Esther Wrinkles said that she would enjoy the beautiful Mystery Plant that someone left on her porch for her more if she knew who had left it.  She says it is in a green pan and is about two feet tall.  There are some pretty rocks on top of the soil.  Yvonne Unger brought it in the house for her when she came over with some soup and some lemon bars.  Esther is fighting off a little cold and working to bounce back after having broken her favorite little crock pot in a spill.
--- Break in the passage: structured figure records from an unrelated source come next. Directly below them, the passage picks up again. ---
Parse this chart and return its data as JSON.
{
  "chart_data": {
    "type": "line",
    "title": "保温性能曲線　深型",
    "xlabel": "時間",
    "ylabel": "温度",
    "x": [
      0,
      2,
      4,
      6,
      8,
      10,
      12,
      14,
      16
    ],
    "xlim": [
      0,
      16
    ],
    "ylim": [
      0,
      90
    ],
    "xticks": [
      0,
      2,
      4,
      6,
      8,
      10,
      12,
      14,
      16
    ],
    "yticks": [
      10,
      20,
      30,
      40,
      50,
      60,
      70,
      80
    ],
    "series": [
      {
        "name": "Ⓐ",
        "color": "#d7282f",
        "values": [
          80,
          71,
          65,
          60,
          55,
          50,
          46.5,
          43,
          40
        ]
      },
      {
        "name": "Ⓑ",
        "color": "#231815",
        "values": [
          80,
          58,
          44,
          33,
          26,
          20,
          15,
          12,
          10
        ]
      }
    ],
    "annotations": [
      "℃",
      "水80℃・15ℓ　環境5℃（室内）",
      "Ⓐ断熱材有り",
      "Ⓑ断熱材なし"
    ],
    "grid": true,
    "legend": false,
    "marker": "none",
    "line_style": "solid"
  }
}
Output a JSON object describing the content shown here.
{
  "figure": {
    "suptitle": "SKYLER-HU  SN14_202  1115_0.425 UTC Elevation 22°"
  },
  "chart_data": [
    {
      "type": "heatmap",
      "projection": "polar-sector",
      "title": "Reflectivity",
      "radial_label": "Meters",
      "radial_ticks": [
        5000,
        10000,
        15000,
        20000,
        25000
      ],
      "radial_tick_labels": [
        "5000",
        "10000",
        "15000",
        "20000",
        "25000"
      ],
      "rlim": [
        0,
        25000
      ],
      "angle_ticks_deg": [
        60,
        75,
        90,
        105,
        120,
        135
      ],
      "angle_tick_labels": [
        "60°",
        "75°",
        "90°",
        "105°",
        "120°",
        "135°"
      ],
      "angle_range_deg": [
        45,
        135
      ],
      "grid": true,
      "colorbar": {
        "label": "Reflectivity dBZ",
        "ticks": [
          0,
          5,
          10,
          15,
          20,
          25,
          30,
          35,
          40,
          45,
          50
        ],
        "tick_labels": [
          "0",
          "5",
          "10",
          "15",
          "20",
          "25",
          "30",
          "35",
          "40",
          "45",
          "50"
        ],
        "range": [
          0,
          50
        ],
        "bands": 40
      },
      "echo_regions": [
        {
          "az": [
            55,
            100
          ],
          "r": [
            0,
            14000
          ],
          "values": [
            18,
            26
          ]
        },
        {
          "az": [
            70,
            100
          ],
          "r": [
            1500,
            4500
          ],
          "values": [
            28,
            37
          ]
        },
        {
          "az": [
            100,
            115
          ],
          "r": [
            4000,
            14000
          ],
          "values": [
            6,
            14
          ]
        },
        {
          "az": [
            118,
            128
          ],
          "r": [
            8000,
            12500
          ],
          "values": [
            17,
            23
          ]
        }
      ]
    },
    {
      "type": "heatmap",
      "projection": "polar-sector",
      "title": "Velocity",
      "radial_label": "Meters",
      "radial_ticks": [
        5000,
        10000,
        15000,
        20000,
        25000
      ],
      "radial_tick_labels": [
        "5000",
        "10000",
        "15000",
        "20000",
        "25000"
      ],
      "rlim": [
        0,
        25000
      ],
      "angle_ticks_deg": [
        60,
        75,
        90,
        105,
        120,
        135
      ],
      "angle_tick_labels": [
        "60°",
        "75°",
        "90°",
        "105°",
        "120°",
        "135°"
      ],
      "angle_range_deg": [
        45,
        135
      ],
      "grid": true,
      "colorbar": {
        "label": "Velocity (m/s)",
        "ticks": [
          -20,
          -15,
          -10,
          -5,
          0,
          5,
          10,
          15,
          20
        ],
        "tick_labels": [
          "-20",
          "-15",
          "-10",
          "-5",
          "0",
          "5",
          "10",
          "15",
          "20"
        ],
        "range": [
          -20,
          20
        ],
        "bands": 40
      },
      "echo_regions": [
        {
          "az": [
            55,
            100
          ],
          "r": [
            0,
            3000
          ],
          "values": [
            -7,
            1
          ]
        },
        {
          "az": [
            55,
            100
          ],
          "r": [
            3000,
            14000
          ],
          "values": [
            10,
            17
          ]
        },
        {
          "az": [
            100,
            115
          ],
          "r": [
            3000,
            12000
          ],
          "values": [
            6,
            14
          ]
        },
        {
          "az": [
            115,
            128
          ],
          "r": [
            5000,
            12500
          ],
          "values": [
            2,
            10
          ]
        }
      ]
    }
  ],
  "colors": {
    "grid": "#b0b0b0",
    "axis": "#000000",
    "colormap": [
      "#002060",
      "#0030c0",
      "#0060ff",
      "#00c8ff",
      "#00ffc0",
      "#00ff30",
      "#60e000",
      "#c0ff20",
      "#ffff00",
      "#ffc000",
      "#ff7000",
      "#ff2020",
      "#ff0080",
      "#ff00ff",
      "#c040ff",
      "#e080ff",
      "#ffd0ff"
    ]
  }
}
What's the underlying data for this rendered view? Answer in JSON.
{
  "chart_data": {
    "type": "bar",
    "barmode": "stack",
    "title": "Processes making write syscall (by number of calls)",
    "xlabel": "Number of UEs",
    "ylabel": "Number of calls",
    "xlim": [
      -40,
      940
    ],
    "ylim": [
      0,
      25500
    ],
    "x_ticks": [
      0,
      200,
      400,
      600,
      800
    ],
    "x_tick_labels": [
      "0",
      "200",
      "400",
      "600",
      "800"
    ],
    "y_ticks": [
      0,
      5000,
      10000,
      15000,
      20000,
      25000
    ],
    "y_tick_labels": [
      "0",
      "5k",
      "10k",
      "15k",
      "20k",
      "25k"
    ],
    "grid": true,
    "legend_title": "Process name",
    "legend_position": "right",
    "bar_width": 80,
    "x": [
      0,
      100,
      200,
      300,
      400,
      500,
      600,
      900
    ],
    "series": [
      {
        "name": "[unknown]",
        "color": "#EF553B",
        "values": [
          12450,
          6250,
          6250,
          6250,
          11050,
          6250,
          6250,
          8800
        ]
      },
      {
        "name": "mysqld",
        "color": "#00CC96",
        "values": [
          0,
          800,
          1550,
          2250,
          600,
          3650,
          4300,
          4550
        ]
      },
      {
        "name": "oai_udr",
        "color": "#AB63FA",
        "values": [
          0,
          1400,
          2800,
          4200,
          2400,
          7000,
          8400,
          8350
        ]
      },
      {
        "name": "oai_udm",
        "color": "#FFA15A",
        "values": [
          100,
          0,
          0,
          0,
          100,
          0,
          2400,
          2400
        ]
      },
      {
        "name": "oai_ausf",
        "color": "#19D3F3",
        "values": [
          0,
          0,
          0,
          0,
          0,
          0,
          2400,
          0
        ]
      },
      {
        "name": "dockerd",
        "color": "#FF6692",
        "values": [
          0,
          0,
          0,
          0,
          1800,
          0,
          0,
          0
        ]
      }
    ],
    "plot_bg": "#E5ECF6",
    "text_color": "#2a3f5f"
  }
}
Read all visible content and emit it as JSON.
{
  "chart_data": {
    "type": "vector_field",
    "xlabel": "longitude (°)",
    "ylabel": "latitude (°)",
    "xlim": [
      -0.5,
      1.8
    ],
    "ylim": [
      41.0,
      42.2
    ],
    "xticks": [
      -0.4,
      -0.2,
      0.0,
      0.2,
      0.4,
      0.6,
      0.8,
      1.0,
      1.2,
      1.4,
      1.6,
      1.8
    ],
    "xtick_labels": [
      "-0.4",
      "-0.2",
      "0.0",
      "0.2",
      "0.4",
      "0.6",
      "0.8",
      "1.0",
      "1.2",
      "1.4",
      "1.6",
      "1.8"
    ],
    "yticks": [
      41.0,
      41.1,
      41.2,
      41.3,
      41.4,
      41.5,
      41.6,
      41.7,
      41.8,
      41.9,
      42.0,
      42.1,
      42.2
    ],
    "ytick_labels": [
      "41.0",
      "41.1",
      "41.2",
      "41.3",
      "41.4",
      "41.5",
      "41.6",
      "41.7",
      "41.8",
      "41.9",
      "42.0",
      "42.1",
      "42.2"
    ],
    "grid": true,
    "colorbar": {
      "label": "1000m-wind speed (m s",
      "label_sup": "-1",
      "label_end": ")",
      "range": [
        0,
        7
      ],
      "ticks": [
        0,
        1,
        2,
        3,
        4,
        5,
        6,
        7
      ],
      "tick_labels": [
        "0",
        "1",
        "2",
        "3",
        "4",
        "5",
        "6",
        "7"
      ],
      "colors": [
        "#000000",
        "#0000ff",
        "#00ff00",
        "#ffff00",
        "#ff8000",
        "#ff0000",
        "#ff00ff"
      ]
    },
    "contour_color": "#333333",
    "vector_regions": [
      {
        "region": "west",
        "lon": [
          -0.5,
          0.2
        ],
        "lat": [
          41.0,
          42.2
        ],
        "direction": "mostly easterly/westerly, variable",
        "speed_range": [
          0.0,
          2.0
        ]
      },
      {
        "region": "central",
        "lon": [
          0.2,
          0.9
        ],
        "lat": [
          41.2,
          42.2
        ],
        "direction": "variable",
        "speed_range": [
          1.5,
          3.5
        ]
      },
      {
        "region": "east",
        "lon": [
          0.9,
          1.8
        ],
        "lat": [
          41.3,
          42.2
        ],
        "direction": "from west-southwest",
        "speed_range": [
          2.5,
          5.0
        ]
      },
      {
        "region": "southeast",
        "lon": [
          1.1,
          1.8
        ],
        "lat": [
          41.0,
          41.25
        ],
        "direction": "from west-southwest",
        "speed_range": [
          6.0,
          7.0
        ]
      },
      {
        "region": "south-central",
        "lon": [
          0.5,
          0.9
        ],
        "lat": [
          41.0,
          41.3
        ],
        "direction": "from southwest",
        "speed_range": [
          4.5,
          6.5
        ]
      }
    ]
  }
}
Wilburn Hutchison shares his birthday with Alexander Hamilton and a Teeter Creek Herbalist.  Champions all say “Happy Day!”  The next day Tex Ritter and Jack London share birthdays with Howard Stern, Rush Limbaugh and Smokin’ Joe Frazier!  The world is just full of exiting people.  Many of them are Champions and some are just schmoes.  Sort them out around the stove at Henson’s Store on the North Side of the Square in Downtown Champion.  It is located in the exact spot where the Historic Emporium served the community for generations–on the wide and wooly banks of Old Fox Creek with its back to the cold North wind and a sunny southern exposure to the wide front porch.  Champion—Looking on the Bright Side!